Cet été, Ebola a déclenché une vague de contaminations sans précédent. En l’espace de quelques semaines, le virus a connu une progression fulgurante et rendu malade plus de 3 000 personnes, dont la moitié n’a pas survécu (d’autres malades vont également périr). D’aucuns estiment la situation encore plus dramatique, évoquant le nombre de 20 000 personnes contaminées. Une chose est sûre: partie de foyers localisés, la maladie progresse et se propage, touchant de nombreux pays d’Afrique de l’Ouest: Congo, Gabon, Guinée, Liberia, Sierra Leone, Sénégal… En Afrique centrale, la République Démocratique du Congo est également touchée par une variante du virus. Même dans les pays occidentaux, les mises en quarantaine se multiplient : on craint l’intrusion de cet invité détestable, Monsieur Ebola… 

Le mythe du progrès face à ses démons 

Face à cette épidémie sans précédent, l’Organisation Mondiale de la Santé navigue entre alarmisme et optimisme. Fin août, l’OMS redoutait une propagation éclair et travaillait d’arrache-pied pour éviter le pire : une possible contamination mondiale. Dans le même temps, on apprenait que des vaccins étaient à l’étude, et que deux malades (américains) auraient été guéris grâce à un médicament encore expérimental. L’alliance du monde médical (aussi scientifique que marchand) et du monde politique permettrait donc d’enrayer le virus, renforçant ainsi un mythe cher aux modernes: l’histoire est progrès et l’homme est né pour dominer la nature. 
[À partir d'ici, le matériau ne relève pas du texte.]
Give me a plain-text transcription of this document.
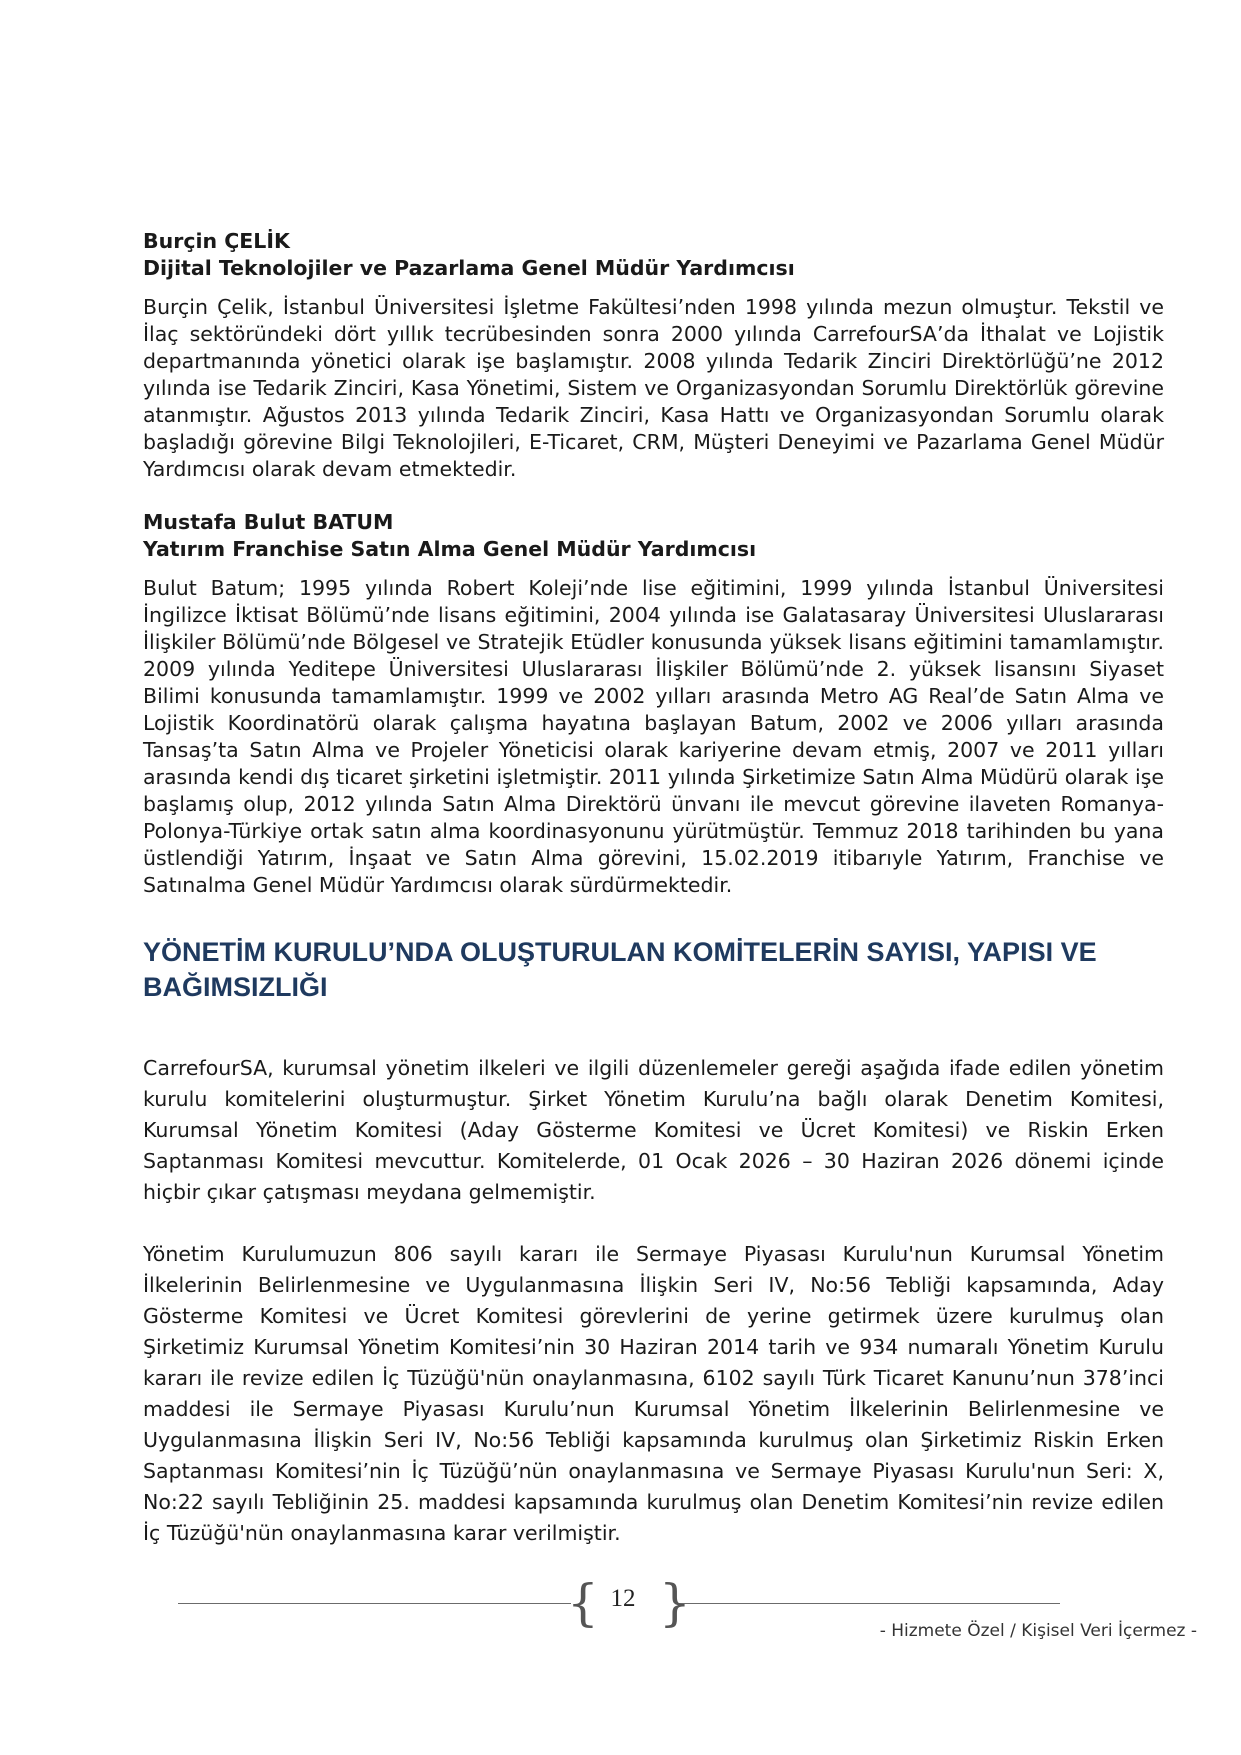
Burçin ÇELİK

Dijital Teknolojiler ve Pazarlama Genel Müdür Yardımcısı

Burçin Çelik, İstanbul Üniversitesi İşletme Fakültesi’nden 1998 yılında mezun olmuştur. Tekstil ve İlaç sektöründeki dört yıllık tecrübesinden sonra 2000 yılında CarrefourSA’da İthalat ve Lojistik departmanında yönetici olarak işe başlamıştır. 2008 yılında Tedarik Zinciri Direktörlüğü’ne 2012 yılında ise Tedarik Zinciri, Kasa Yönetimi, Sistem ve Organizasyondan Sorumlu Direktörlük görevine atanmıştır. Ağustos 2013 yılında Tedarik Zinciri, Kasa Hattı ve Organizasyondan Sorumlu olarak başladığı görevine Bilgi Teknolojileri, E-Ticaret, CRM, Müşteri Deneyimi ve Pazarlama Genel Müdür Yardımcısı olarak devam etmektedir.

Mustafa Bulut BATUM

Yatırım Franchise Satın Alma Genel Müdür Yardımcısı

Bulut Batum; 1995 yılında Robert Koleji’nde lise eğitimini, 1999 yılında İstanbul Üniversitesi İngilizce İktisat Bölümü’nde lisans eğitimini, 2004 yılında ise Galatasaray Üniversitesi Uluslararası İlişkiler Bölümü’nde Bölgesel ve Stratejik Etüdler konusunda yüksek lisans eğitimini tamamlamıştır. 2009 yılında Yeditepe Üniversitesi Uluslararası İlişkiler Bölümü’nde 2. yüksek lisansını Siyaset Bilimi konusunda tamamlamıştır. 1999 ve 2002 yılları arasında Metro AG Real’de Satın Alma ve Lojistik Koordinatörü olarak çalışma hayatına başlayan Batum, 2002 ve 2006 yılları arasında Tansaş’ta Satın Alma ve Projeler Yöneticisi olarak kariyerine devam etmiş, 2007 ve 2011 yılları arasında kendi dış ticaret şirketini işletmiştir. 2011 yılında Şirketimize Satın Alma Müdürü olarak işe başlamış olup, 2012 yılında Satın Alma Direktörü ünvanı ile mevcut görevine ilaveten Romanya-Polonya-Türkiye ortak satın alma koordinasyonunu yürütmüştür. Temmuz 2018 tarihinden bu yana üstlendiği Yatırım, İnşaat ve Satın Alma görevini, 15.02.2019 itibarıyle Yatırım, Franchise ve Satınalma Genel Müdür Yardımcısı olarak sürdürmektedir.

YÖNETİM KURULU’NDA OLUŞTURULAN KOMİTELERİN SAYISI, YAPISI VE BAĞIMSIZLIĞI

CarrefourSA, kurumsal yönetim ilkeleri ve ilgili düzenlemeler gereği aşağıda ifade edilen yönetim kurulu komitelerini oluşturmuştur. Şirket Yönetim Kurulu’na bağlı olarak Denetim Komitesi, Kurumsal Yönetim Komitesi (Aday Gösterme Komitesi ve Ücret Komitesi) ve Riskin Erken Saptanması Komitesi mevcuttur. Komitelerde, 01 Ocak 2026 – 30 Haziran 2026 dönemi içinde hiçbir çıkar çatışması meydana gelmemiştir.

Yönetim Kurulumuzun 806 sayılı kararı ile Sermaye Piyasası Kurulu'nun Kurumsal Yönetim İlkelerinin Belirlenmesine ve Uygulanmasına İlişkin Seri IV, No:56 Tebliği kapsamında, Aday Gösterme Komitesi ve Ücret Komitesi görevlerini de yerine getirmek üzere kurulmuş olan Şirketimiz Kurumsal Yönetim Komitesi’nin 30 Haziran 2014 tarih ve 934 numaralı Yönetim Kurulu kararı ile revize edilen İç Tüzüğü'nün onaylanmasına, 6102 sayılı Türk Ticaret Kanunu’nun 378’inci maddesi ile Sermaye Piyasası Kurulu’nun Kurumsal Yönetim İlkelerinin Belirlenmesine ve Uygulanmasına İlişkin Seri IV, No:56 Tebliği kapsamında kurulmuş olan Şirketimiz Riskin Erken Saptanması Komitesi’nin İç Tüzüğü’nün onaylanmasına ve Sermaye Piyasası Kurulu'nun Seri: X, No:22 sayılı Tebliğinin 25. maddesi kapsamında kurulmuş olan Denetim Komitesi’nin revize edilen İç Tüzüğü'nün onaylanmasına karar verilmiştir.

{ }
12
- Hizmete Özel / Kişisel Veri İçermez -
Pourtant, l’histoire contemporaine dément de plus en plus souvent ce point de vue : en matière de dérèglement climatique, n’est-ce pas l’impuissance politique qui domine ? Invariablement, chaque sommet climatique international ne se conclut-il pas sur un échec retentissant? De cyclones en sécheresses, l’actualité nous rappelle pourtant l’urgence à agir en la matière. En mai 2014, le ciel s’est lâché dans les Balkans en y faisant tomber l’équivalent de trois mois de pluie en trois jours seulement. Les inondations et glissements de terrain qui s’en sont suivis ont provoqué plusieurs dizaines de morts, chassé de leur maison des dizaines de milliers de personnes et privé d’eau potable un million de gens! Dans cette région où la guerre a sévi, on redoutait également que ces inondations exceptionnelles ne déterrent les quelques 120 000 mines enfouies sous terre, pour les déplacer vers des zones jusqu’alors considérées sans danger. 
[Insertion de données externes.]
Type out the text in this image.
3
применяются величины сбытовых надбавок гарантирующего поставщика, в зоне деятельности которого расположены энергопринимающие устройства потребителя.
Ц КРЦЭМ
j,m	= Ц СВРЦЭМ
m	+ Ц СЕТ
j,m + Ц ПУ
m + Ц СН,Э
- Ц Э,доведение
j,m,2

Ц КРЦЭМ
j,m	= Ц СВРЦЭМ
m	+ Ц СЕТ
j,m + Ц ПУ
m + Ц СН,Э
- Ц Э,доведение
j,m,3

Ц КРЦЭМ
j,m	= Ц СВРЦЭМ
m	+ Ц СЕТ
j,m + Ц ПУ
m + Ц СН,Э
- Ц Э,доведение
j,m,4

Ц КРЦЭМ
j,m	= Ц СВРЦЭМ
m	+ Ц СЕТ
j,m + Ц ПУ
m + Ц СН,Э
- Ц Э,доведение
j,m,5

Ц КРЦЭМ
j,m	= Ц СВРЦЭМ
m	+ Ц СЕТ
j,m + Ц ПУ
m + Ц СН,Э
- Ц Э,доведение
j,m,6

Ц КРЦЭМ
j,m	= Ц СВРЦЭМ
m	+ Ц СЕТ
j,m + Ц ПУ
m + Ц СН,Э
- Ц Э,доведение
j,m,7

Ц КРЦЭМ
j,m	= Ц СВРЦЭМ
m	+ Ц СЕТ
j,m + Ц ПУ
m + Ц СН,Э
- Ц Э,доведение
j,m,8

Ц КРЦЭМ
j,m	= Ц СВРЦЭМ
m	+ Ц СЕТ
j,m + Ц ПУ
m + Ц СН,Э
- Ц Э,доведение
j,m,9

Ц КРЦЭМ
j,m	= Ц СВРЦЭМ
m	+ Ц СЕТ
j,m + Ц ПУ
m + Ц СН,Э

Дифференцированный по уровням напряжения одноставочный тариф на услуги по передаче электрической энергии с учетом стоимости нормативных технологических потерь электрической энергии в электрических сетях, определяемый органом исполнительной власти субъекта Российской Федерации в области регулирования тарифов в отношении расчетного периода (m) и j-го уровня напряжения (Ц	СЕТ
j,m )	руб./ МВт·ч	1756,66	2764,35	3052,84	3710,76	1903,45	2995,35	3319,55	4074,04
Mais le réchauffement climatique fait également fondre les glaciers. En mars 2014, l’Académie des sciences des États-Unis publiait à ce sujet une découverte scientifique détonante : dans l’extrême nord-est sibérien, on venait de réveiller un virus inconnu, enfoui dans la glace depuis 30 000 ans (soit l’époque où l’homme de Neandertal a disparu). Et telle Blanche-Neige après le baiser du prince charmant, ce Pithovirus sibericum n’avait pas souffert de son long sommeil gelé: il était intact et actif, capable de se reproduire et de muter. Fort heureusement, Pithovirus sibericum est inoffensif pour l’homme; mais sa survie au terme d’un long processus de congélation à de quoi inquiéter. Car on sait désormais que les forages miniers ou la fonte des glaces (due au réchauffement climatique) sont susceptibles de réveiller des virus antiques, porteurs de maladies face auxquelles nous ne sommes plus immunisés. Finalement, et avec toute l’horreur dont il est capable, Ebola nous rappelle ce que nous sommes réellement: une création de la nature qui d’un simple caprice aussi minuscule qu’un virus peut nous rayer de la carte des vivants avec une facilité et une cruauté déconcertantes. 
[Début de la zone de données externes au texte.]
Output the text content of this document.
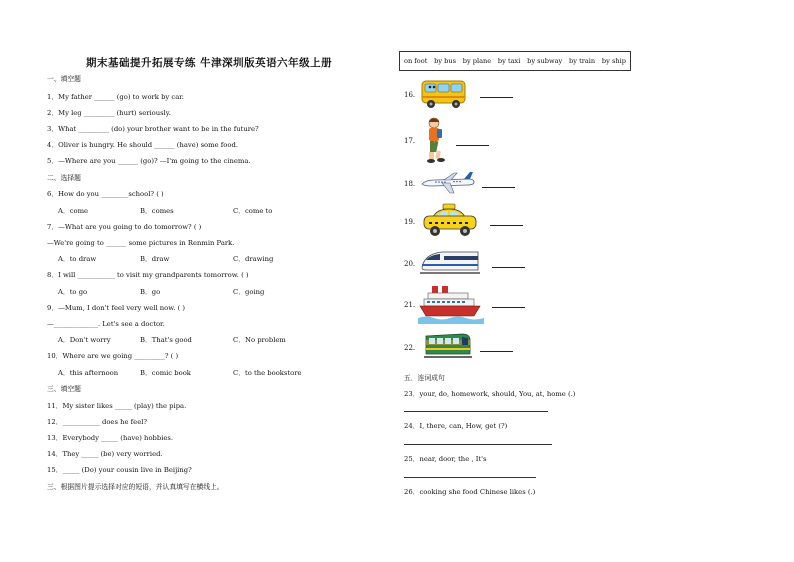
期末基础提升拓展专练 牛津深圳版英语六年级上册
一、填空题
1．My father ______ (go) to work by car.
2．My leg _________ (hurt) seriously.
3．What _________ (do) your brother want to be in the future?
4．Oliver is hungry. He should ______ (have) some food.
5．—Where are you ______ (go)? —I'm going to the cinema.
二、选择题
6．How do you ________school? ( )
A．come	B．comes	C．come to
7．—What are you going to do tomorrow? ( )
—We're going to ______ some pictures in Renmin Park.
A．to draw	B．draw	C．drawing
8．I will ___________ to visit my grandparents tomorrow. ( )
A．to go	B．go	C．going
9．—Mum, I don't feel very well now. ( )
—_____________. Let's see a doctor.
A．Don't worry	B．That's good	C．No problem
10．Where are we going _________? ( )
A．this afternoon	B．comic book	C．to the bookstore
三、填空题
11．My sister likes _____ (play) the pipa.
12．___________ does he feel?
13．Everybody _____ (have) hobbies.
14．They _____ (be) very worried.
15．_____ (Do) your cousin live in Beijing?
三、根据图片提示选择对应的短语，并认真填写在横线上。
on foot by bus by plane by taxi by subway by train by ship
16.
17.
18.
19.
20.
21.
22.
五．连词成句
23．your, do, homework, should, You, at, home (.)
24．I, there, can, How, get (?)
25．near, door, the , It's
26．cooking she food Chinese likes (.)
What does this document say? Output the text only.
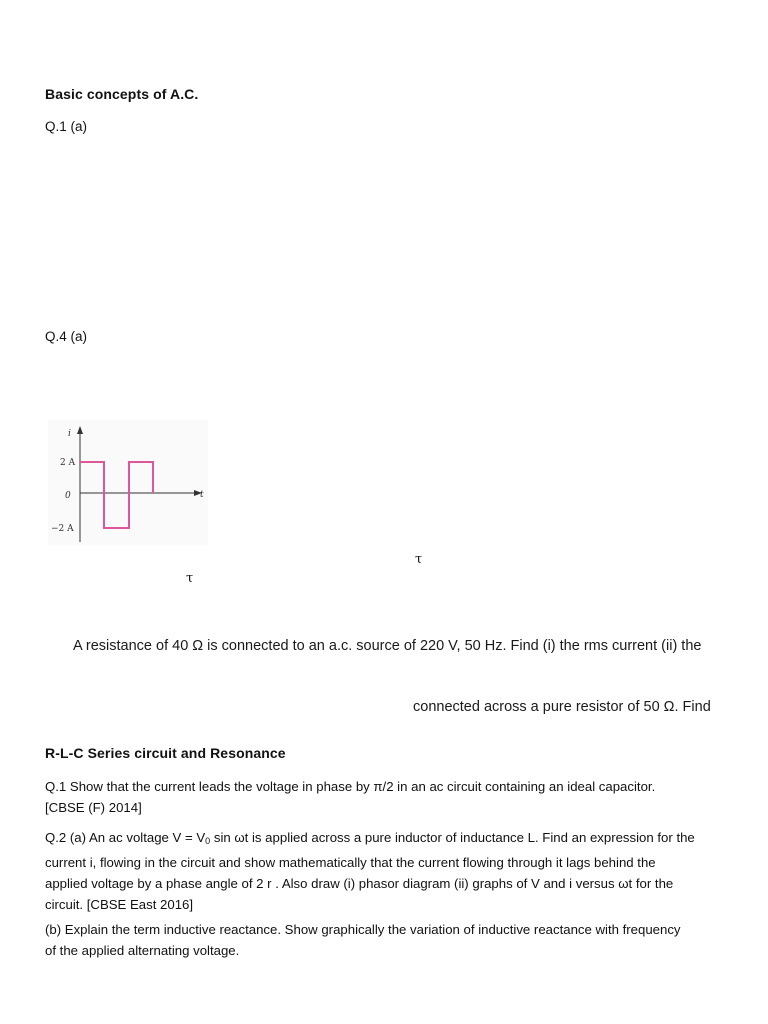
Basic concepts of A.C.
Q.1 (a)
Q.4 (a)
i
t
2 A
0
−2 A
τ
τ
A resistance of 40 Ω is connected to an a.c. source of 220 V, 50 Hz. Find (i) the rms current (ii) the
connected across a pure resistor of 50 Ω. Find
R-L-C Series circuit and Resonance
Q.1 Show that the current leads the voltage in phase by π/2 in an ac circuit containing an ideal capacitor.
[CBSE (F) 2014]
Q.2 (a) An ac voltage $V = V_0$ sin ωt is applied across a pure inductor of inductance L. Find an expression for the
current i, flowing in the circuit and show mathematically that the current flowing through it lags behind the
applied voltage by a phase angle of 2 r . Also draw (i) phasor diagram (ii) graphs of V and i versus ωt for the
circuit. [CBSE East 2016]
(b) Explain the term inductive reactance. Show graphically the variation of inductive reactance with frequency
of the applied alternating voltage.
Toujours plus de « libre-échange » 

Vues sous cet angle, les priorités politiques européennes ont de quoi faire peur. L’été 2014 a vu les autorités européennes et canadiennes annoncer un accord sur l’ouverture réciproque de leurs marchés. Gros de 521 pages, l’Accord Économique et Commercial Global Canada-UE (AECG) va renforcer l’emprise des multinationales sur le monde politique, en autorisant les mastodontes privés à mettre en concurrence (par leur choix de localisation) les systèmes législatifs canadiens et européens. Une clause Règlement des différends entre Investisseurs et États va aussi autoriser les entreprises à traîner les gouvernements devant des tribunaux d’arbitrage internationaux, où le droit national n’a pas droit de cité, lorsque des législations démocratiquement votées menaceront de faire fléchir les bénéfices privés. L’argent de nos impôts servira ainsi à remplir les poches de firmes multinationales (et de leurs actionnaires) déjà richissimes… Une décision d’autant plus révoltante que la Commission européenne vient de boucler une consultation publique sur ce thème, avec un succès populaire inouï (près de 150 000 réponses) suite aux appels et mobilisations visant à s’opposer à un tel projet! ( à ce sujet, voir Kairos n°13). Dans la foulée, la Commission européenne a également poursuivi ses négociations en vue de créer un marché unique avec les Etats-Unis. 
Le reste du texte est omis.